Two analysts say Bush's new approach may amount to a minor shift in U.S. policy, signaling that Powell's moderate stance -- for the moment, at least -- has won out over the more aggressive positions of Vice President Dick Cheney and Defense Secretary Donald Rumsfeld.

Ted Galen Carpenter is an analyst with the Cato Institute, a Washington think tank. Carpenter says "regime change" may, in fact, not be indispensable to U.S. policy. Still, Carpenter says Bush's new language may be no more than a "tactical ploy" to win over French and Russian resistance at the UN.:

"He's [Bush] ultraconfident that Saddam Hussein is not going to fully comply with the UN inspections, and therefore we'll be able to use military force in any case. He's just trying to position himself as being much more reasonable than what some of his critics, particularly the European critics, have said."

Raymond Tanter is a professor at the University of Michigan and a fellow at the Washington Institute, a think tank. Tanter says that since France and Russia do not agree on regime change, the Bush team is desperate to sell them on the idea of at least disarming Iraq: "The American position has been repackaged for marketing purposes."

Still, Tanter says there has been a shift within the administration toward Powell's position. And even if it proves to be a temporary, tactical change, not all administration officials are happy with it: "I'm sure that [Defense] Secretary [Donald] Rumsfeld was not very excited about this particular nuance. But the fundamental position of the United States is that the weapons of mass destruction must go. It's inconceivable to imagine that [Saddam] would voluntarily give up those weapons of mass destruction."

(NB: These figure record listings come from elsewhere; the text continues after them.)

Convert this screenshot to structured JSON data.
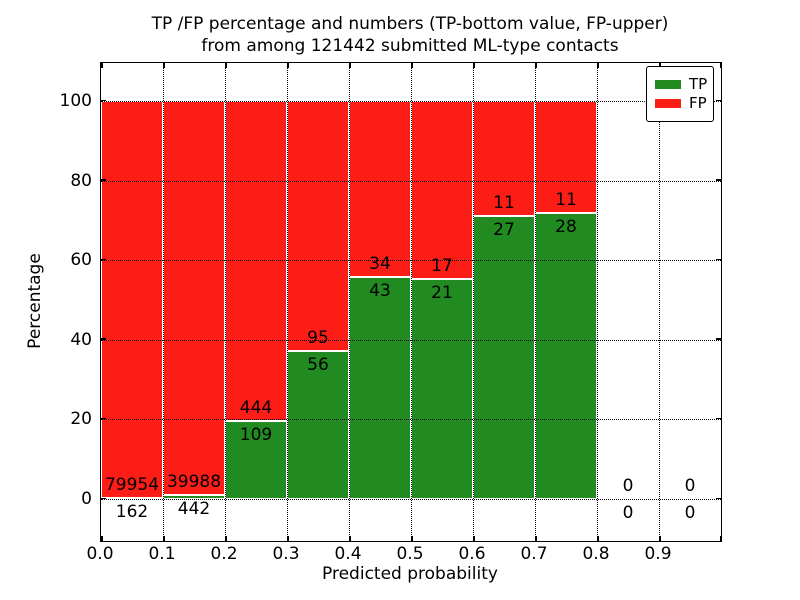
{
  "figure": {
    "title_line1": "TP /FP percentage and numbers (TP-bottom value, FP-upper)",
    "title_line2": "from among 121442 submitted ML-type contacts",
    "xlabel": "Predicted probability",
    "ylabel": "Percentage"
  },
  "legend": {
    "position": "upper right",
    "entries": [
      {
        "label": "TP",
        "color": "#218A21"
      },
      {
        "label": "FP",
        "color": "#FC1D17"
      }
    ]
  },
  "colors": {
    "tp": "#218A21",
    "fp": "#FC1D17",
    "bar_edge": "#ffffff",
    "grid": "#000000",
    "text": "#000000",
    "background": "#ffffff"
  },
  "chart_data": {
    "type": "bar",
    "stacked": true,
    "title": "TP /FP percentage and numbers (TP-bottom value, FP-upper) from among 121442 submitted ML-type contacts",
    "total_contacts": 121442,
    "xlabel": "Predicted probability",
    "ylabel": "Percentage",
    "xlim": [
      0.0,
      1.0
    ],
    "ylim": [
      -10.5,
      109.5
    ],
    "grid": "dotted",
    "legend_position": "upper right",
    "x_tick_labels": [
      "0.0",
      "0.1",
      "0.2",
      "0.3",
      "0.4",
      "0.5",
      "0.6",
      "0.7",
      "0.8",
      "0.9"
    ],
    "y_ticks": [
      0,
      20,
      40,
      60,
      80,
      100
    ],
    "bin_width": 0.1,
    "series": [
      {
        "name": "TP",
        "color": "#218A21",
        "counts": [
          162,
          442,
          109,
          56,
          43,
          21,
          27,
          28,
          0,
          0
        ]
      },
      {
        "name": "FP",
        "color": "#FC1D17",
        "counts": [
          79954,
          39988,
          444,
          95,
          34,
          17,
          11,
          11,
          0,
          0
        ]
      }
    ],
    "bins": [
      {
        "range": [
          0.0,
          0.1
        ],
        "tp_count": 162,
        "fp_count": 79954,
        "tp_pct": 0.2,
        "fp_pct": 99.8
      },
      {
        "range": [
          0.1,
          0.2
        ],
        "tp_count": 442,
        "fp_count": 39988,
        "tp_pct": 1.09,
        "fp_pct": 98.91
      },
      {
        "range": [
          0.2,
          0.3
        ],
        "tp_count": 109,
        "fp_count": 444,
        "tp_pct": 19.71,
        "fp_pct": 80.29
      },
      {
        "range": [
          0.3,
          0.4
        ],
        "tp_count": 56,
        "fp_count": 95,
        "tp_pct": 37.09,
        "fp_pct": 62.91
      },
      {
        "range": [
          0.4,
          0.5
        ],
        "tp_count": 43,
        "fp_count": 34,
        "tp_pct": 55.84,
        "fp_pct": 44.16
      },
      {
        "range": [
          0.5,
          0.6
        ],
        "tp_count": 21,
        "fp_count": 17,
        "tp_pct": 55.26,
        "fp_pct": 44.74
      },
      {
        "range": [
          0.6,
          0.7
        ],
        "tp_count": 27,
        "fp_count": 11,
        "tp_pct": 71.05,
        "fp_pct": 28.95
      },
      {
        "range": [
          0.7,
          0.8
        ],
        "tp_count": 28,
        "fp_count": 11,
        "tp_pct": 71.79,
        "fp_pct": 28.21
      },
      {
        "range": [
          0.8,
          0.9
        ],
        "tp_count": 0,
        "fp_count": 0,
        "tp_pct": 0,
        "fp_pct": 0
      },
      {
        "range": [
          0.9,
          1.0
        ],
        "tp_count": 0,
        "fp_count": 0,
        "tp_pct": 0,
        "fp_pct": 0
      }
    ]
  }
}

Ken Allard, a former U.S. Army colonel, is an analyst on U.S. television and a professor at Georgetown University in Washington. He says he has no doubts that the new U.S. rhetoric is related to American diplomat efforts and that he does not take it as the Bush administration's true position. Allard says it is more important to watch what the administration does, not what it says: "Watch what they do. The forces that are there -- that is by far the most interesting thing that is going on right now."

Allard is referring to U.S. media reports over the weekend that Bush has authorized the combat training of some 5,000 opponents of the Iraqi government. The reports say another 5,000 will be trained as spotters for targets of U.S. precision-guided missiles, language interpreters, and military police in a war-preparedness program that will cost more than $90 million.

Bush's directive, signed on 3 October, is just the latest in a series of steps to ready the terrain for war. Others have included stockpiling military equipment in Persian Gulf states, dispatching combat troops to the area and ordering the transfer of the staff of the U.S. Central Command to the region.

And last week, an Army task force of Apache helicopters left Europe for Kuwait as part of a gradual buildup of forces in the country that the U.S.-led coalition liberated after Iraq invaded in 1990.

Apache helicopters fired the opening shots of the Persian Gulf War in January 1991, destroying two radar installations in a strike that allowed hundreds of Air Force jets to move in on Iraq.